Нам постлан мягкий сенник, чистые простыни и подушки. Да и прочие не на голом полу. Очевидно, сенников и подушек с одеялами у хозяев целый склад.
* * *
Утром Кузьмич осматривал так называемый прокатный пункт. Эти пункты — мера дореволюционная. Они разбросаны по всему уезду. И теперь в плачевном состоянии.
Жнейка, молотилка, две американских бороны.
— А где же сенокосилка и третья борона? — проверяя по списку, спрашивает Кузьмич крестьянина, которому был поручен пункт.
— А их Терентьев взял.
— Под расписку?
— Нет, так.

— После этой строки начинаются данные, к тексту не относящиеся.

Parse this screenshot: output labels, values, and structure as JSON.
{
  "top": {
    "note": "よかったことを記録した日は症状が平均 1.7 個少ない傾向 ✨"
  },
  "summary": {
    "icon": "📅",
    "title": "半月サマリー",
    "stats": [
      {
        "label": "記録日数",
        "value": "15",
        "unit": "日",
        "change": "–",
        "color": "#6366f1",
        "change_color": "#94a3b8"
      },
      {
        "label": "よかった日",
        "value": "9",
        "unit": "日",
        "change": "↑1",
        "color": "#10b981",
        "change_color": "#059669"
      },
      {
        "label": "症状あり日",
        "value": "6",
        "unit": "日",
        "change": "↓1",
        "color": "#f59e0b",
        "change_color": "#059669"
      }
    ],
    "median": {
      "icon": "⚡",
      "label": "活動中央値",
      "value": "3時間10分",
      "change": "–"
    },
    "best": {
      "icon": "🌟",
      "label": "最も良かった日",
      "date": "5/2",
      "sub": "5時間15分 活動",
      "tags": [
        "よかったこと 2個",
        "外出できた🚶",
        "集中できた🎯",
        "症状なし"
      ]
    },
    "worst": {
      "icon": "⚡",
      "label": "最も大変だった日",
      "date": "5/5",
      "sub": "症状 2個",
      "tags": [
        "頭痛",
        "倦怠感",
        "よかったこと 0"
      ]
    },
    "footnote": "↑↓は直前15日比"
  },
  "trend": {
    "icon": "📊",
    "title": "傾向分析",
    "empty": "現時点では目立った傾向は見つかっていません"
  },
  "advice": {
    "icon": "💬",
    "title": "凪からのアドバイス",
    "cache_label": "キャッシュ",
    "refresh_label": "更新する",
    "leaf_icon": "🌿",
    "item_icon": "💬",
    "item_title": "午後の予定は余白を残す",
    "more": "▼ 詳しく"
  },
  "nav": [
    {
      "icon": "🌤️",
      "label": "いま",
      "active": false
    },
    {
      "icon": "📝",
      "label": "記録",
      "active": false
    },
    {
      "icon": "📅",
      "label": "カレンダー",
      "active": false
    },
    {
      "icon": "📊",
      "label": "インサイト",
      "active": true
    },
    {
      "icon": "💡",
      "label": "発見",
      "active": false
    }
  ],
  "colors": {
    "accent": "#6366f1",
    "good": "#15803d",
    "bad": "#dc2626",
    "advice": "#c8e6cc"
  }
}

На доверие.
— От Терентьева на мельницу увезли, — говорит 1000 другой крестьянин. — У мельника и стоят. Косилка сломанная вся.
— Ничего не у мельника. Грибков Степан взял, — возражает кудрявый парень.
— Ври!
— Вот-те ври.
— А кто же ремонтирует?
— Да никто… Оно, конечно, ежели пустяковая поломка, то сами, гайку, к примеру, болт. А то средств нет, да и не смыслим. Ране, бывало, до революции, инструктор наведывался.
— А на прокат часто берут?
— Часто. Да вот и сегодня за молотилкой поп приедет.
Агроном приказывает, чтоб к следующему его приходу все имущество было отремонтировано за счет прокатчиков, это может сделать кузнец из Доможирова, выдавать только под расписку, принимать обратно в исправном виде, починить сарай.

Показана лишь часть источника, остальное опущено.